Yuba sets stage for road condition talks
By Bev Pestel in collaboration with Content Editor Paul Arentz
At a time of heated concern regarding the actions of the State of Wisconsin’s Joint Finance Committee’s cutting of Governor Evers budget, a Roads Forum was held at the Community Center in Yuba, Wisconsin last Saturday discussing challenges Richland County faces in repairing their roads.
Opening the discussion was Hillsboro resident Lee D. Van LanDuyt, who is part of a group of citizens that put together forums that address the needs of different communities.
Richland County Board and Roads Committee members, Jeanetta Kirkpatrick Board Chair and District 1 Supervisor, Shaun Murphy-Lopez District 2 Supervisor, and Jim Huffman District 3 Supervisor, were invited and attended the forum. The supervisors fielded people’s concerns and listened to input that may be useful addressing budget shortfalls for Richland County roads.
Kirkpatrick gave an overview of the budget, and the news was not good. There simply are not enough tax dollars coming to the county to meet the county’s needs.
Kirkpatrick noted a decrease in the budget for road maintenance, repair, and replacement, saying, “We depend on state aid, and we depend on grants.” She referred to the state aid cuts as one of the reasons for the shortfall. Kirkpatrick also stated that a substantial amount of the road budget was consumed by winter maintenance, just keeping the roads free of ice and snow resulting from this year’s long and harsh winter.
With great hesitation, the County Board voted in a Wheel Tax this year of $20 per car/truck under 8000 lbs., recognizing that state funding to address the needed road repairs simply cannot be depended upon. Kirkpatrick noted that imposing a Wheel Tax to other vehicles is not allowed by state law.
With county and township crews stretching funds as far as they can, they face the reality that only a small percentage of needed repairs are possible with the funding available. Priorities have to be set that may make no one happy.
Kirkpatrick shared that one estimate was that at current funding levels, it would take 100 years to reach all the roads just once.
So why has the Joint Finance Committee removed the 8-cent gas tax increase from the Governor’s budget? For the average driver, that amounts to about $40 a year. That is 8-cents more a gallon raised from residents filling their gas tank, but it also would be 8-cents more a gallon raised from every tourist and commercial vehicle traveling through the state. It’s not enough to solve the problem, but it is enough to begin to make a difference. Participants agreed that $40 a year is a lot less than a blown tire or an exhaust system left behind in the wake of the last pothole.
Concerns on what role the Amish use of roads has on the damage sustained each year drew conversation as well. Specifically, their use of steel wheels on their wagons, and the continued use of Carbide, better known as Drill Tech horseshoes, that improve traction and lessen wear. The shoes cause considerable damage to roads, especially rebuilt and repaired sections.
Even though Richland County passed an ordinance prohibiting their use, Richland County Board member for District 3 and Yuba President Jim Huffman, noted that the Sheriff’s department said they currently do not have the resources to enforce the ordinance.
Supervisor Murphy-Lopez stated, that in speaking with constituents, roads were the second largest concern that has been brought to his attention. No stranger to road issues, he works as an independent road consultant from his home. He stated that when working with, and talking to governments, Murphy-Lopez always stresses, “If you don’t pay now for maintenance, you will pay much more for rebuilding roads later.” Adding, “We need to be very transparent with people.”, noting that over the past ten years funding has continued to decrease. “We need to make our county an attractive place, so we can get more people to move here that will help attract additional funding from the state.”

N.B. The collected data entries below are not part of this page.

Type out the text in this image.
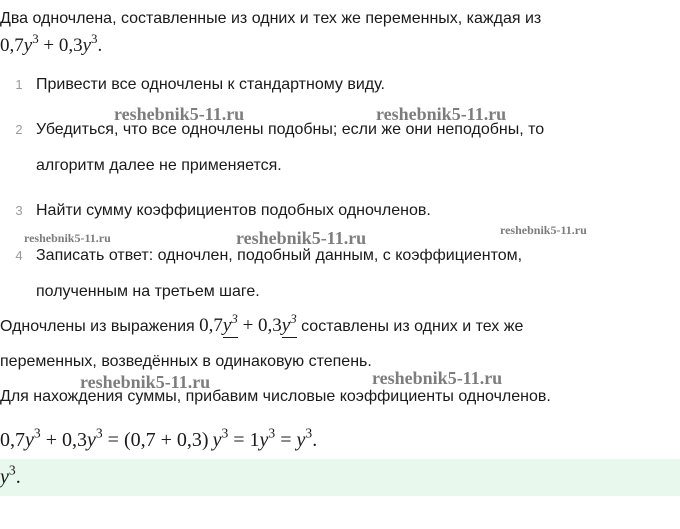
Два одночлена, составленные из одних и тех же переменных, каждая из
$0,7y^3 + 0,3y^3$.
1 Привести все одночлены к стандартному виду.
2 Убедиться, что все одночлены подобны; если же они неподобны, то
алгоритм далее не применяется.
3 Найти сумму коэффициентов подобных одночленов.
4 Записать ответ: одночлен, подобный данным, с коэффициентом,
полученным на третьем шаге.
Одночлены из выражения $0,7y^3 + 0,3y^3$ составлены из одних и тех же
переменных, возведённых в одинаковую степень.
Для нахождения суммы, прибавим числовые коэффициенты одночленов.
$0,7y^3 + 0,3y^3 = (0,7 + 0,3) y^3 = 1y^3 = y^3$.
$y^3$.
reshebnik5-11.ru	reshebnik5-11.ru
reshebnik5-11.ru	reshebnik5-11.ru	reshebnik5-11.ru
reshebnik5-11.ru	reshebnik5-11.ru
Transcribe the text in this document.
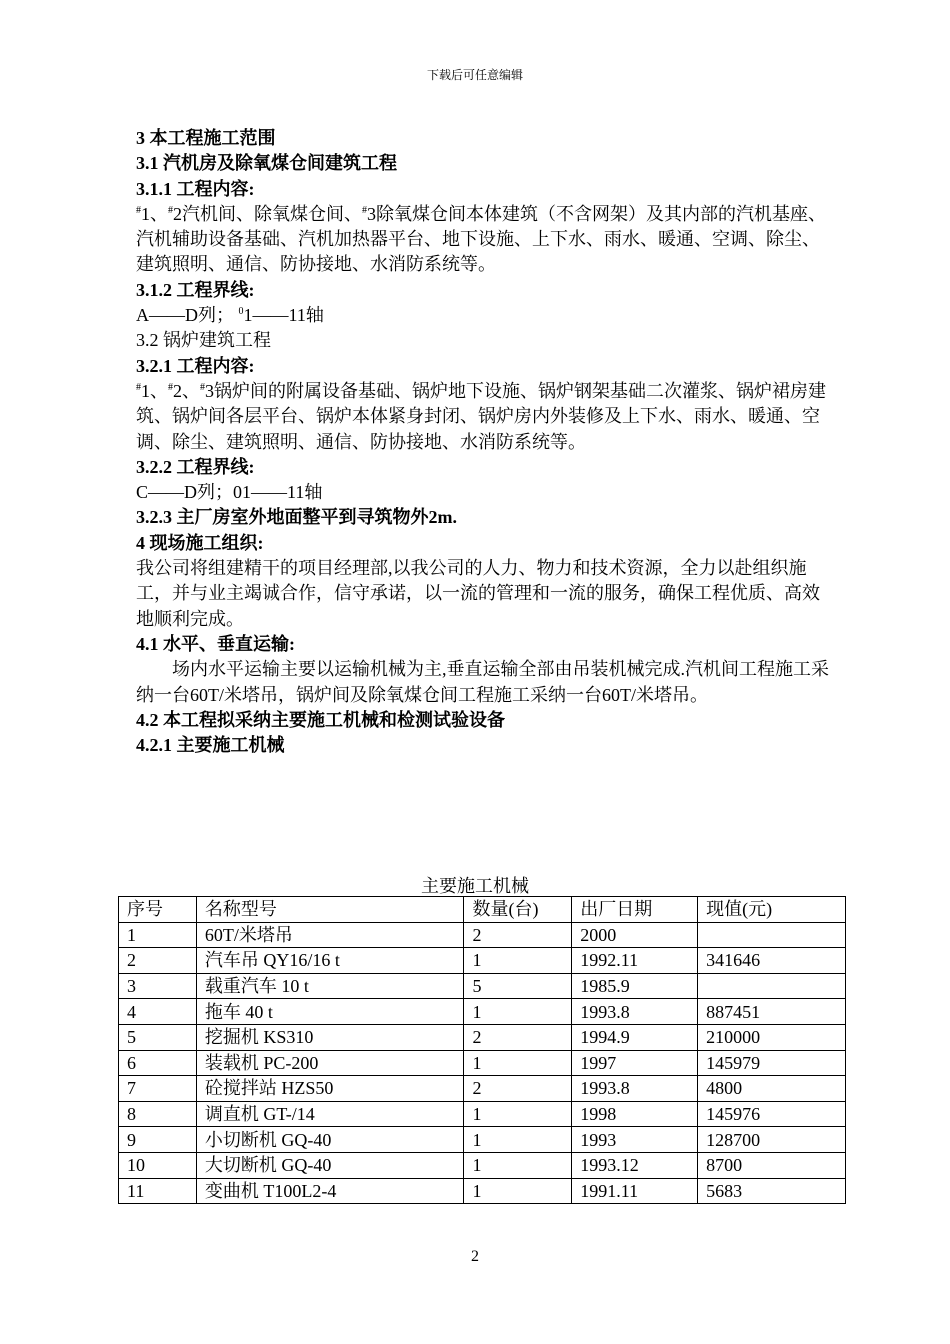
下载后可任意编辑

3 本工程施工范围

3.1 汽机房及除氧煤仓间建筑工程

3.1.1 工程内容:

#1、#2汽机间、除氧煤仓间、#3除氧煤仓间本体建筑（不含网架）及其内部的汽机基座、汽机辅助设备基础、汽机加热器平台、地下设施、上下水、雨水、暖通、空调、除尘、建筑照明、通信、防协接地、水消防系统等。

3.1.2 工程界线:

A——D列； $^0$1——11轴

3.2 锅炉建筑工程

3.2.1 工程内容:

#1、#2、#3锅炉间的附属设备基础、锅炉地下设施、锅炉钢架基础二次灌浆、锅炉裙房建筑、锅炉间各层平台、锅炉本体紧身封闭、锅炉房内外装修及上下水、雨水、暖通、空调、除尘、建筑照明、通信、防协接地、水消防系统等。

3.2.2 工程界线:

C——D列；01——11轴

3.2.3 主厂房室外地面整平到寻筑物外2m.

4 现场施工组织:

我公司将组建精干的项目经理部,以我公司的人力、物力和技术资源，全力以赴组织施工，并与业主竭诚合作，信守承诺，以一流的管理和一流的服务，确保工程优质、高效地顺利完成。

4.1 水平、垂直运输:

场内水平运输主要以运输机械为主,垂直运输全部由吊装机械完成.汽机间工程施工采纳一台60T/米塔吊，锅炉间及除氧煤仓间工程施工采纳一台60T/米塔吊。

4.2 本工程拟采纳主要施工机械和检测试验设备

4.2.1 主要施工机械

主要施工机械
序号	名称型号	数量(台)	出厂日期	现值(元)
1	60T/米塔吊	2	2000	
2	汽车吊 QY16/16 t	1	1992.11	341646
3	载重汽车 10 t	5	1985.9	
4	拖车 40 t	1	1993.8	887451
5	挖掘机 KS310	2	1994.9	210000
6	装载机 PC-200	1	1997	145979
7	砼搅拌站 HZS50	2	1993.8	4800
8	调直机 GT-/14	1	1998	145976
9	小切断机 GQ-40	1	1993	128700
10	大切断机 GQ-40	1	1993.12	8700
11	变曲机 T100L2-4	1	1991.11	5683
2
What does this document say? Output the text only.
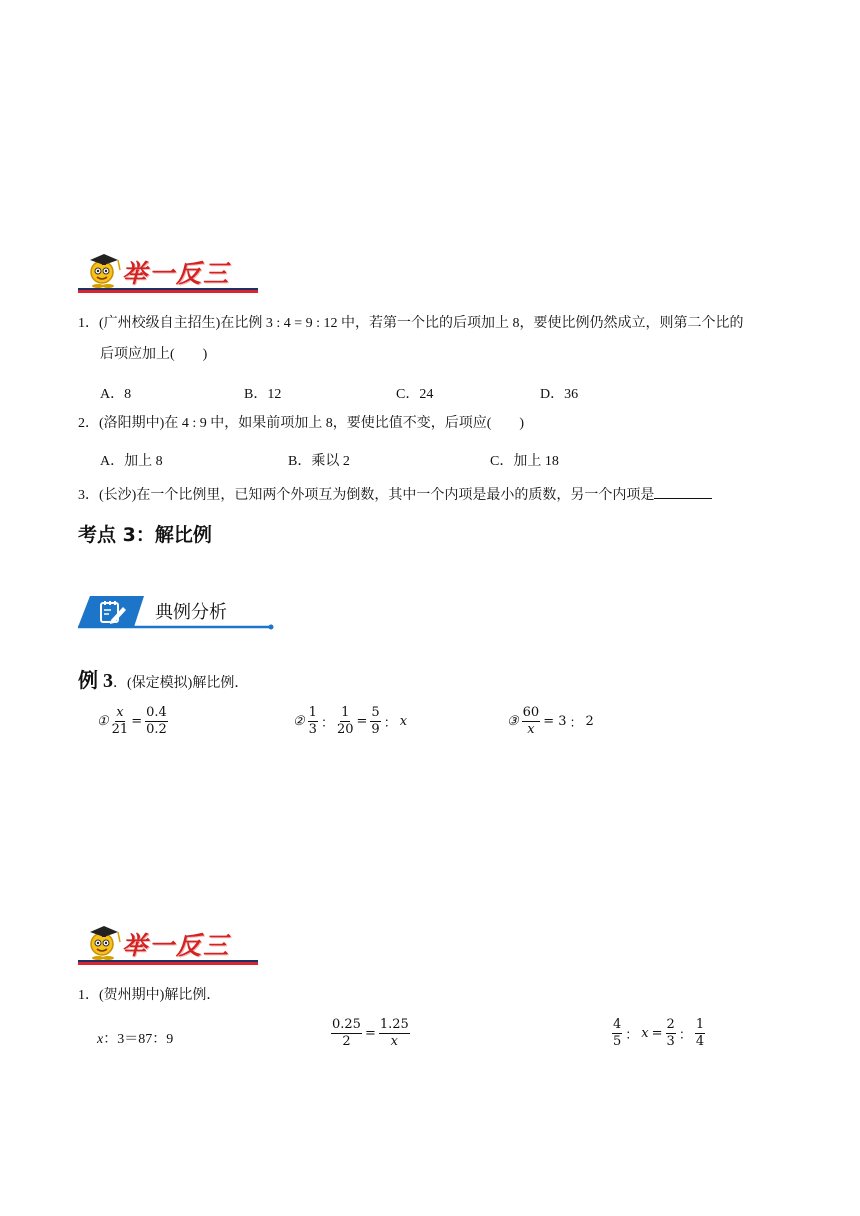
举一反三
1．(广州校级自主招生)在比例 3 : 4 = 9 : 12 中，若第一个比的后项加上 8，要使比例仍然成立，则第二个比的
后项应加上(　　)
A．8	B．12	C．24	D．36
2．(洛阳期中)在 4 : 9 中，如果前项加上 8，要使比值不变，后项应(　　)
A．加上 8	B．乘以 2	C．加上 18
3．(长沙)在一个比例里，已知两个外项互为倒数，其中一个内项是最小的质数，另一个内项是
考点 3：解比例
典例分析
例 3．(保定模拟)解比例．
① $\frac{x}{21} = \frac{0.4}{0.2}$	② $\frac{1}{3}$ ： $\frac{1}{20} = \frac{5}{9}$ ： x	③ $\frac{60}{x} = 3$ ： 2
举一反三
1．(贺州期中)解比例．
x：3＝87：9	$\frac{0.25}{2} = \frac{1.25}{x}$	$\frac{4}{5}$ ： $x = \frac{2}{3}$ ： $\frac{1}{4}$
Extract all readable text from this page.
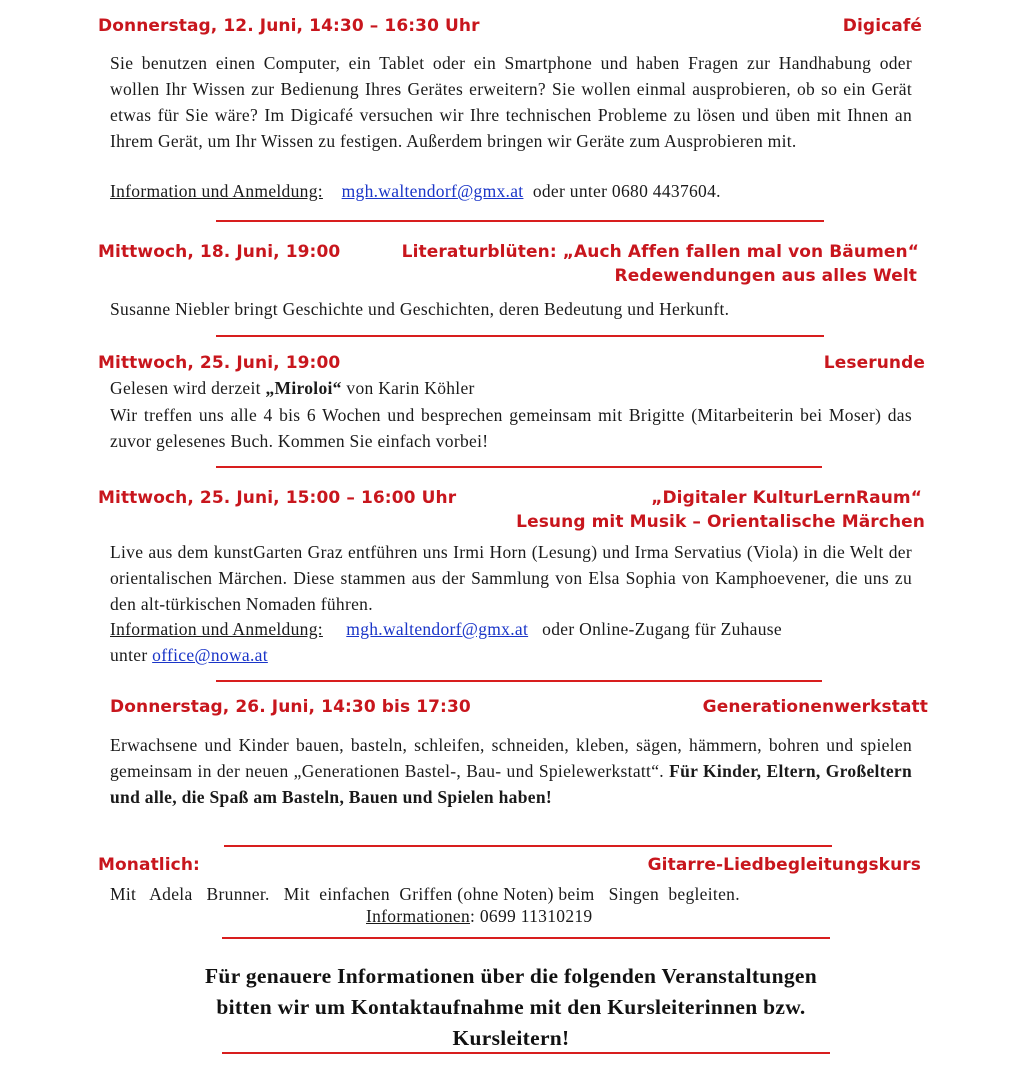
Donnerstag, 12. Juni, 14:30 – 16:30 Uhr	Digicafé
Sie benutzen einen Computer, ein Tablet oder ein Smartphone und haben Fragen zur Handhabung oder wollen Ihr Wissen zur Bedienung Ihres Gerätes erweitern? Sie wollen einmal ausprobieren, ob so ein Gerät etwas für Sie wäre? Im Digicafé versuchen wir Ihre technischen Probleme zu lösen und üben mit Ihnen an Ihrem Gerät, um Ihr Wissen zu festigen. Außerdem bringen wir Geräte zum Ausprobieren mit.
Information und Anmeldung: mgh.waltendorf@gmx.at oder unter 0680 4437604.
Mittwoch, 18. Juni, 19:00	Literaturblüten: „Auch Affen fallen mal von Bäumen“
Redewendungen aus alles Welt
Susanne Niebler bringt Geschichte und Geschichten, deren Bedeutung und Herkunft.
Mittwoch, 25. Juni, 19:00	Leserunde
Gelesen wird derzeit „Miroloi“ von Karin Köhler
Wir treffen uns alle 4 bis 6 Wochen und besprechen gemeinsam mit Brigitte (Mitarbeiterin bei Moser) das zuvor gelesenes Buch. Kommen Sie einfach vorbei!
Mittwoch, 25. Juni, 15:00 – 16:00 Uhr	„Digitaler KulturLernRaum“
Lesung mit Musik – Orientalische Märchen
Live aus dem kunstGarten Graz entführen uns Irmi Horn (Lesung) und Irma Servatius (Viola) in die Welt der orientalischen Märchen. Diese stammen aus der Sammlung von Elsa Sophia von Kamphoevener, die uns zu den alt-türkischen Nomaden führen.
Information und Anmeldung: mgh.waltendorf@gmx.at oder Online-Zugang für Zuhause
unter office@nowa.at
Donnerstag, 26. Juni, 14:30 bis 17:30	Generationenwerkstatt
Erwachsene und Kinder bauen, basteln, schleifen, schneiden, kleben, sägen, hämmern, bohren und spielen gemeinsam in der neuen „Generationen Bastel-, Bau- und Spielewerkstatt“. Für Kinder, Eltern, Großeltern und alle, die Spaß am Basteln, Bauen und Spielen haben!
Monatlich:	Gitarre-Liedbegleitungskurs
Mit   Adela   Brunner.   Mit  einfachen  Griffen (ohne Noten) beim   Singen  begleiten.
Informationen: 0699 11310219
Für genauere Informationen über die folgenden Veranstaltungen
bitten wir um Kontaktaufnahme mit den Kursleiterinnen bzw.
Kursleitern!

With the retirement of the County Roads Commissioner Bill Condon this year, five county supervisors will be interviewing candidates to replace him, potentially ushering in a fresh new look at the roads and funding crisis currently facing the county.
“Hopefully we can choose someone that can lead us in dealing with these challenges, who can work with all the townships bringing them together, and take us in a good direction.”, said Murphy-Lopez. Whoever the next commissioner will be, they will have bigger challenges, like how will they bring in more revenues, become more efficient, and fiscally responsible.
“I feel public engagement is really important”, said Murphy-Lopez again stressing transparency. “Getting out and talking to folks is very important. I want to focus on what we can do, because we have a lot of challenges.”, he added.
The forum seems to have left everyone agreeing, what actions will the Wisconsin State Joint Finance Committee take to address road funding concerns in Richland County and the state as a whole. And at what point do the needs of rural Wisconsin become a priority? When can the citizens expect them to start making decisions that are truly in the best and realistic needs of the people?
Editor’s Note: As future forums are held, DriftlessNow.com will publish dates and venues as they become available.